Parallel simulations

Some care must be taken when running multiple Shadow simulations on the same hardware at the same time. By default, Shadow pins threads to specific CPUs to avoid CPU migrations. The CPU selection logic isn't aware of other processes that may be using substantial CPU time and/or pinning, including other Shadow simulations. i.e. without some care, multiple Shadow simulations running on the same machine at the same time will generally end up trying to use the same set of CPUs, even if other CPUs on the machine are idle.

Disabling pinning

The simplest solution is to disable CPU pinning entirely. This has a substantial performance penalty (with some reports as high as 3x), but can be a reasonable solution for small simulations. Pinning can be disabled by passing --use-cpu-pinning=false to Shadow.

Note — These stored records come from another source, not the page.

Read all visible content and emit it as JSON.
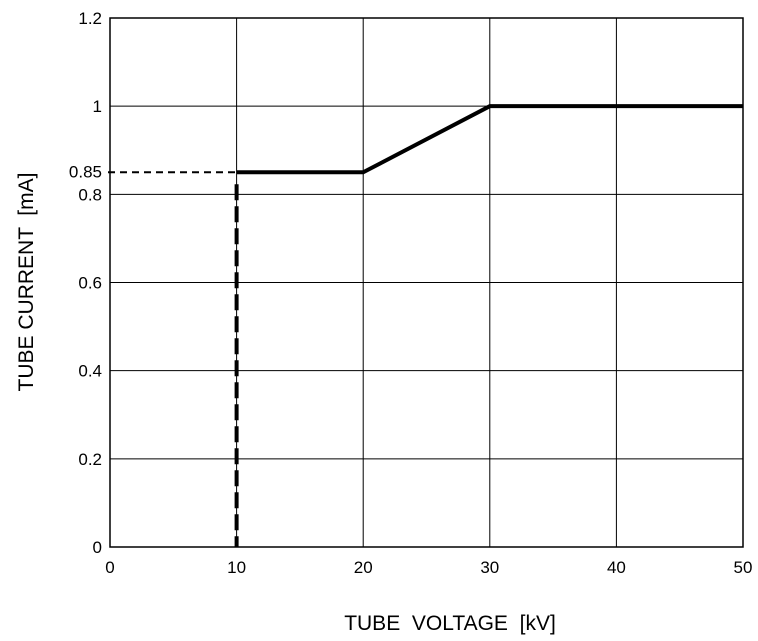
{
  "chart_data": {
    "type": "line",
    "xlabel": "TUBE  VOLTAGE  [kV]",
    "ylabel": "TUBE CURRENT  [mA]",
    "xlim": [
      0,
      50
    ],
    "ylim": [
      0,
      1.2
    ],
    "x_ticks": [
      "0",
      "10",
      "20",
      "30",
      "40",
      "50"
    ],
    "y_ticks": [
      "0",
      "0.2",
      "0.4",
      "0.6",
      "0.8",
      "1",
      "1.2"
    ],
    "grid": true,
    "series": [
      {
        "x": [
          10,
          20,
          30,
          50
        ],
        "y": [
          0.85,
          0.85,
          1,
          1
        ]
      }
    ],
    "annotations": [
      {
        "type": "reference-marker",
        "x": 10,
        "y": 0.85,
        "label": "0.85"
      }
    ]
  }
}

Setting an initial CPU affinity

Shadow checks the initial CPU affinity assigned to it, and only assigns to CPUs within that set. The easiest way to run Shadow with a subset of CPUs is with the taskset utility. e.g. to start one Shadow simulation using CPUs 0-9 and another using CPUs 10-19, you could use:

$ (cd sim1 && taskset --cpu-list 0-9 shadow sim1config.yml) &
$ (cd sim2 && taskset --cpu-list 10-19 shadow sim2config.yml) &

Shadow similarly avoids trying to pin to CPUs outside of its cgroup cpuset (see cpuset(7)). This allows Shadow to work correctly in such scenarios (such as running in a container on a shared machine that only has access to some CPUs), but is generally more complex and requires higher privilege than setting the CPU affinity with taskset.

Choosing a CPU set

When assigning Shadow a subset of CPUs, some care must be taken to get optimal performance. You can use the lscpu utility to see the layout of the CPUs on your machine.

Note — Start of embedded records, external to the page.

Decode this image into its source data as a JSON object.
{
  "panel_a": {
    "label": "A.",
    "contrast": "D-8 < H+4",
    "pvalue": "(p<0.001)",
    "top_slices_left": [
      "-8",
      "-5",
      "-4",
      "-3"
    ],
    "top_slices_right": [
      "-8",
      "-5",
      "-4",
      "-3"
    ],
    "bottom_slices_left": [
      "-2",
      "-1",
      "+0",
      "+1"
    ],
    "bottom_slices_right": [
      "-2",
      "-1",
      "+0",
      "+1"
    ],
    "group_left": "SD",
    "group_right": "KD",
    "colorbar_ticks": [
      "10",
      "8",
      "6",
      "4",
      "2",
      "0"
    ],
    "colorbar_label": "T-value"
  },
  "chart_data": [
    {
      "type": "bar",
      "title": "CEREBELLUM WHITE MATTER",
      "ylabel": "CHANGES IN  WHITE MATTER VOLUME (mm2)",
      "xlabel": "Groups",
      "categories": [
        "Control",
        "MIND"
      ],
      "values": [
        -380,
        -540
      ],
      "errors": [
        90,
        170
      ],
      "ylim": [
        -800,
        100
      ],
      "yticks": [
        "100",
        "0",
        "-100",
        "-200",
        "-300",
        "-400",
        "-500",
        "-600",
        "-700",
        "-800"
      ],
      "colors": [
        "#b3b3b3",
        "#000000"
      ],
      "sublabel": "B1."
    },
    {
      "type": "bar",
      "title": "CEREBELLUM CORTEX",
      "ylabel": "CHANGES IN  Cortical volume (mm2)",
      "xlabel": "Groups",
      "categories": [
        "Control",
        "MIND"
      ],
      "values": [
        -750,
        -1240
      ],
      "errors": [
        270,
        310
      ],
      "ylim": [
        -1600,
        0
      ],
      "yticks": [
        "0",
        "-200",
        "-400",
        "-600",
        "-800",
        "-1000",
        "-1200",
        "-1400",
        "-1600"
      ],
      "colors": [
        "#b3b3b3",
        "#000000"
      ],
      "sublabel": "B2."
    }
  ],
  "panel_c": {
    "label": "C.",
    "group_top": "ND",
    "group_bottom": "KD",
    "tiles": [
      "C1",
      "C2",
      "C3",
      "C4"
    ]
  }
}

  • Avoid using multiple CPUs on the same core (aka hyperthreading). Such CPUs compete with each-other for resources.
  • Prefer CPUs on the same socket and (NUMA) node. Such CPUs share cache, which is typically beneficial in Shadow simulations.

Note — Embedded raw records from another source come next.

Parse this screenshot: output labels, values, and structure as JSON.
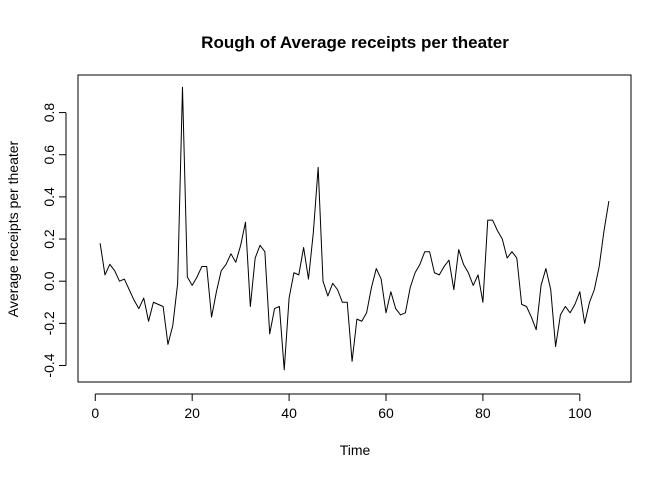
{
  "chart_data": {
    "type": "line",
    "title": "Rough of Average receipts per theater",
    "xlabel": "Time",
    "ylabel": "Average receipts per theater",
    "xlim": [
      1,
      106
    ],
    "ylim": [
      -0.42,
      0.92
    ],
    "xticks": [
      0,
      20,
      40,
      60,
      80,
      100
    ],
    "yticks": [
      -0.4,
      -0.2,
      0.0,
      0.2,
      0.4,
      0.6,
      0.8
    ],
    "xtick_labels": [
      "0",
      "20",
      "40",
      "60",
      "80",
      "100"
    ],
    "ytick_labels": [
      "-0.4",
      "-0.2",
      "0.0",
      "0.2",
      "0.4",
      "0.6",
      "0.8"
    ],
    "grid": false,
    "legend": "none",
    "series": [
      {
        "values": [
          0.18,
          0.03,
          0.08,
          0.05,
          0.0,
          0.01,
          -0.04,
          -0.09,
          -0.13,
          -0.08,
          -0.19,
          -0.1,
          -0.11,
          -0.12,
          -0.3,
          -0.21,
          -0.01,
          0.92,
          0.02,
          -0.02,
          0.02,
          0.07,
          0.07,
          -0.17,
          -0.05,
          0.05,
          0.08,
          0.13,
          0.09,
          0.17,
          0.28,
          -0.12,
          0.11,
          0.17,
          0.14,
          -0.25,
          -0.13,
          -0.12,
          -0.42,
          -0.08,
          0.04,
          0.03,
          0.16,
          0.01,
          0.23,
          0.54,
          0.0,
          -0.07,
          -0.01,
          -0.04,
          -0.1,
          -0.1,
          -0.38,
          -0.18,
          -0.19,
          -0.15,
          -0.03,
          0.06,
          0.01,
          -0.15,
          -0.05,
          -0.13,
          -0.16,
          -0.15,
          -0.03,
          0.04,
          0.08,
          0.14,
          0.14,
          0.04,
          0.03,
          0.07,
          0.1,
          -0.04,
          0.15,
          0.08,
          0.04,
          -0.02,
          0.03,
          -0.1,
          0.29,
          0.29,
          0.24,
          0.2,
          0.11,
          0.14,
          0.11,
          -0.11,
          -0.12,
          -0.17,
          -0.23,
          -0.02,
          0.06,
          -0.04,
          -0.31,
          -0.16,
          -0.12,
          -0.15,
          -0.11,
          -0.05,
          -0.2,
          -0.1,
          -0.04,
          0.07,
          0.24,
          0.38
        ]
      }
    ]
  }
}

For example, given the lscpu output:

$ lscpu --parse=cpu,core,socket,node
# The following is the parsable format, which can be fed to other
# programs. Each different item in every column has an unique ID
# starting from zero.
# CPU,Core,Socket,Node
0,0,0,0
1,1,1,1
2,2,0,0
3,3,1,1
4,4,0,0
5,5,1,1
6,6,0,0
7,7,1,1
8,8,0,0
9,9,1,1
10,10,0,0
11,11,1,1
12,12,0,0
13,13,1,1
14,14,0,0
15,15,1,1
16,16,0,0
17,17,1,1
18,18,0,0
19,19,1,1
20,20,0,0
21,21,1,1
22,22,0,0
23,23,1,1
24,24,0,0
25,25,1,1
26,26,0,0
27,27,1,1
28,28,0,0
29,29,1,1
30,30,0,0
31,31,1,1
32,32,0,0
33,33,1,1
34,34,0,0
35,35,1,1
36,36,0,0
37,37,1,1
38,38,0,0
39,39,1,1
40,0,0,0
41,1,1,1
42,2,0,0
43,3,1,1
44,4,0,0
45,5,1,1
46,6,0,0
47,7,1,1
48,8,0,0
49,9,1,1
50,10,0,0
51,11,1,1
52,12,0,0
53,13,1,1
54,14,0,0
55,15,1,1
56,16,0,0
57,17,1,1
58,18,0,0
59,19,1,1
60,20,0,0
61,21,1,1
62,22,0,0
63,23,1,1
64,24,0,0
65,25,1,1
66,26,0,0
67,27,1,1
68,28,0,0
69,29,1,1
70,30,0,0
71,31,1,1
72,32,0,0
73,33,1,1
74,34,0,0
75,35,1,1
76,36,0,0
77,37,1,1
78,38,0,0
79,39,1,1

A reasonable configuration for two simulations might be taskset --cpu-list 0-39:2 (CPUs 0,2,...,38) and taskset --cpu-list 1-39:2. (CPUs 1,3,...,39). This assignment leaves CPUs 40-79 idle, since those share the same physical cores at CPUs 0-39, puts the first simulation on socket 0 and numa node 0, and the second simulation on socket 1 and numa node 1.